Prometheus must run while training is running because it can only scrape endpoints that are currently alive. It does not need to run inside the training Python process; run it as a side process in the same machine or job.

A minimal config is:

```yaml
global:
  scrape_interval: 10s

scrape_configs:
  - job_name: slime-sglang
    metrics_path: /engine_metrics
    static_configs:
      - targets:
          - "ROUTER_IP:ROUTER_PORT"
```

Replace `ROUTER_IP:ROUTER_PORT` with the router address printed by slime, or with the explicit `--sglang-router-ip` / `--sglang-router-port` values.

Start Prometheus with its TSDB path on persistent storage:

```bash
prometheus \
  --config.file=/path/to/prometheus.yml \
  --storage.tsdb.path=/path/to/prometheus-data \
  --storage.tsdb.retention.time=7d \
  --web.listen-address=0.0.0.0:9090
```

The slime image includes the `prometheus` binary, so this command can run directly inside the container.
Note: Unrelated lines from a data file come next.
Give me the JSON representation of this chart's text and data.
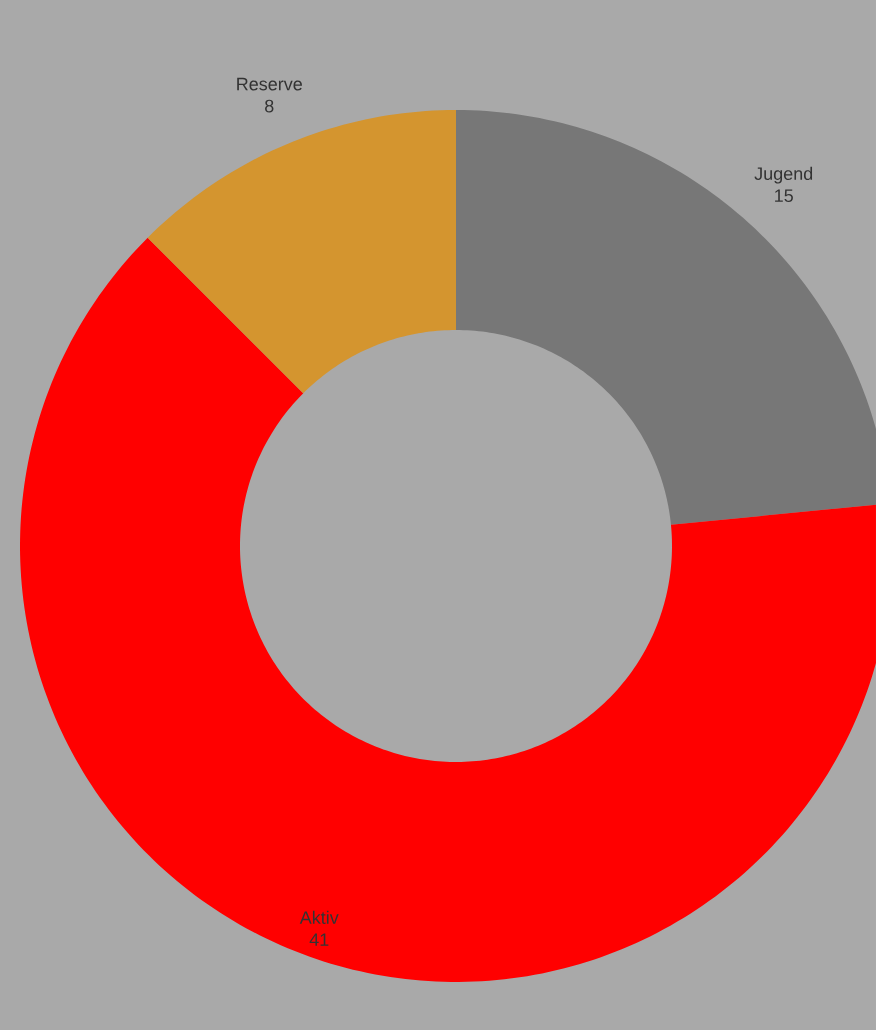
{
  "chart_data": {
    "type": "donut",
    "categories": [
      "Jugend",
      "Aktiv",
      "Reserve"
    ],
    "values": [
      15,
      41,
      8
    ],
    "colors": [
      "#777777",
      "#ff0000",
      "#d4952f"
    ],
    "data_labels": true
  }
}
You can also start a side container from the same image as long as it can reach the router address and mounts `/path/to/prometheus-data` on persistent storage.
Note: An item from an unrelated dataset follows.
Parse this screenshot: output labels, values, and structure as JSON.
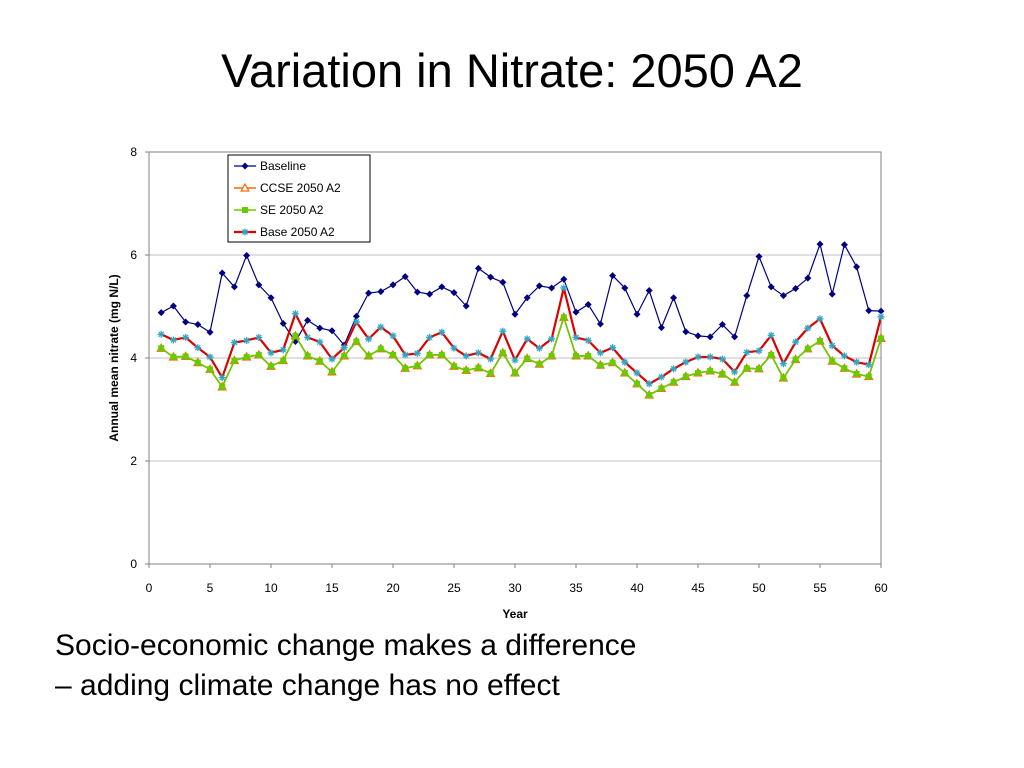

If `--storage.tsdb.path` points to container-local disk, the data is lost when the container is removed. If it points to NFS, a persistent volume, or a job output directory, you can restart Prometheus with the same TSDB directory after training and query the historical time range in the Prometheus UI or Grafana. This is time-series replay, not full per-request trace replay; per-sample request timings still come from sample traces / debug rollout data.

## Trace Viewer

Debug rollout dumps saved with `--save-debug-rollout-data` include sample traces. The trace viewer reads SGLang timing attrs directly from those traces and uses `pd_*` fields to render synthetic `[P]` / `[D]` lanes.

```bash
python tools/trace_timeline_viewer.py /path/to/debug/rollout_0.pt
```

The default path does not require separate `ReqTimeStats(...)` logs, Loki, or a compaction tool.